UPDATED 18:25 EDT / NOVEMBER 28 2023

CLOUD

Rethinking IT at re:Invent: AWS bets the stack on generative AI

When the cloud community gathered in Las Vegas for AWS re:Invent one year ago, generative artificial intelligence was scarcely mentioned. Today, Amazon Web Services Inc. made a series of announcements during its annual conference that underscored how the technology has moved to the top of the cloud giant’s agenda.

Amazon Web Services Inc. unveiled what it called the “Generative AI Stack,” an approach designed to provide customers with applications for leveraging AI, new tools for building with large language models, and advances in infrastructure to accelerate model training and inference.

“The innovation around generative AI models is explosive,” said AWS Chief Executive Adam Selipsky (pictured). “It’s going to reinvent every application that we interact with at work and at home. We’re approaching the whole concept of generative AI in a fundamentally different way.”

Broad capabilities

Over the course of his nearly two-and-a-half-hour keynote appearance at re:Invent today, Selipsky provided specifics around a generative AI strategy that he previously hinted at in a wide-ranging exclusive pre-re:Invent interview with SiliconANGLE. The company’s focus centers around advances in silicon, building new generative AI capabilities on top of existing offerings, and continuing to pursue an innovative agenda through its key partners like Nvidia Corp. and Anthropic PBC.

“Having the broadest and deepest set of capabilities matters,” Selipsky said. “We set out to rethink IT infrastructure completely with AWS.”

A key ingredient in rethinking infrastructure will involve silicon. AWS has built its track record in silicon technology through the Nitro hypervisor and subsequent generations of Trainium, Graviton and Inferentia processors.

AWS put the role of silicon in context on Monday evening when Peter DeSantis, senior vice president of AWS Utility Computing, unveiled a set of advances for its serverless offerings and scale-out databases. “Nitro is the reason AWS got started building custom chips,” DeSantis said during his re:Invent presentation.

Today Selipsky announced AWS Trainium2, a purpose-built chip for generative AI and machine learning training, along with Graviton4. He also unveiled an expanded partnership with Nvidia that will include bringing the chipmaker’s DGX Cloud, an AI training-as-a-service platform, to AWS.

“DGX Cloud is Nvidia’s AI factory,” said Nvidia CEO Jensen Huang, who joined Selipsky on the re:Invent stage and noted that DGX Cloud will have 16,000 GPUs connected into one supercomputer. “It’s like 65 supercomputers in one.”

Potential rival to ChatGPT

This extra firepower in the silicon layer will ultimately drive a set of new offerings that AWS is counting on to attract enterprise interest and potentially provide an alternative to OpenAI’s ChatGPT generative AI solution. A key element of the cloud giant’s generative AI strategy was unveiled today with the announcement of Amazon Q, a generative AI-powered assistant for use in the workplace. The tool’s features will also be added to Amazon QuickSight, a cloud-native business intelligence service, allowing customers to craft tailor-made solutions for workplace applications, including call center management through Amazon Connect.

“You need this layer of capabilities that’s meant for servicing builders,” G2 Krishnamoorthy, vice president of AWS Analytics Services, Database and AI Leadership, said in an exclusive interview with SiliconANGLE on the application of Amazon Q to QuickSight in the generative AI stack. “It’s like an assistant that’s helps you with your tasks.”

Amazon Q will initially be deployed to developers and IT professionals, with the likelihood of broader use by businesses-at-large next year. Developers will be able to conversationally iterate new features into code within minutes.

“Amazon Q is also your business expert,” Selipsky said. “It’s completely customizable.”

That customizability using Amazon Q is a key differentiator for AWS as it seeks to deploy its generative AI stack. Customers want different models, according to Selipsky, who pointedly took note of OpenAI’s recent turmoil this month surrounding the abrupt departure and ultimate return of its CEO, Sam Altman.

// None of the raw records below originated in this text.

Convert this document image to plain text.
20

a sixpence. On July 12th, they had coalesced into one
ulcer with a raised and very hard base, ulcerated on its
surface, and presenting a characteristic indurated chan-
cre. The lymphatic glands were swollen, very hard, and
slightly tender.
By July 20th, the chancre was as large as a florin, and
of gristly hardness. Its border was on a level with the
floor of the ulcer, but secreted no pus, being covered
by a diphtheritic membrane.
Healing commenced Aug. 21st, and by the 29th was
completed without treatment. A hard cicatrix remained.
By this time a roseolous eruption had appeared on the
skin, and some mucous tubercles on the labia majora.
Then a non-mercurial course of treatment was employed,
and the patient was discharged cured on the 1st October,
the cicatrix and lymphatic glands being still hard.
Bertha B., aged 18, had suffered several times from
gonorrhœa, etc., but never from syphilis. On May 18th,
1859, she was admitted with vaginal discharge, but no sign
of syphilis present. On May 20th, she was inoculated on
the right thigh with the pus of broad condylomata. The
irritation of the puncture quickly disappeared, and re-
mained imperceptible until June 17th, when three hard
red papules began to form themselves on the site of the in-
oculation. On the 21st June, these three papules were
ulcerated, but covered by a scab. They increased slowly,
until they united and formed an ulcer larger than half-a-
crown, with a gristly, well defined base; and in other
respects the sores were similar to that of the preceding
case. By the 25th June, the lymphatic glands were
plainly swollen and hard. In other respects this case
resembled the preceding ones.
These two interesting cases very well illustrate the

“There is not going to be one model to rule them all,” Selipsky said. “You need to be trying out different models, you need a real choice of model providers. I think events of the last 10 days have made that very clear.”

Without directly calling out familiar names, Selipsky sprinkled his keynote remarks with references to AWS’ competitive position relative to “other cloud providers.” This was especially noticeable during his announcements on advances in purpose-built processors for generative AI and machine learning training.

“Meanwhile, a lot of cloud providers are just talking about their own machine learning chips,” Selipsky said.

Today’s announcements were preceded by a flurry of bulletins from AWS on Monday, with more than 80 news releases delivered at re:Invent before the first keynote speaker took the stage. The message was clear: AWS has no interest in relinquishing its position at the top of the public cloud food chain and it intends to press its advantage.

“At Amazon, we make bold bets,” Selipsky said. “The most important reinvention of all is yours.”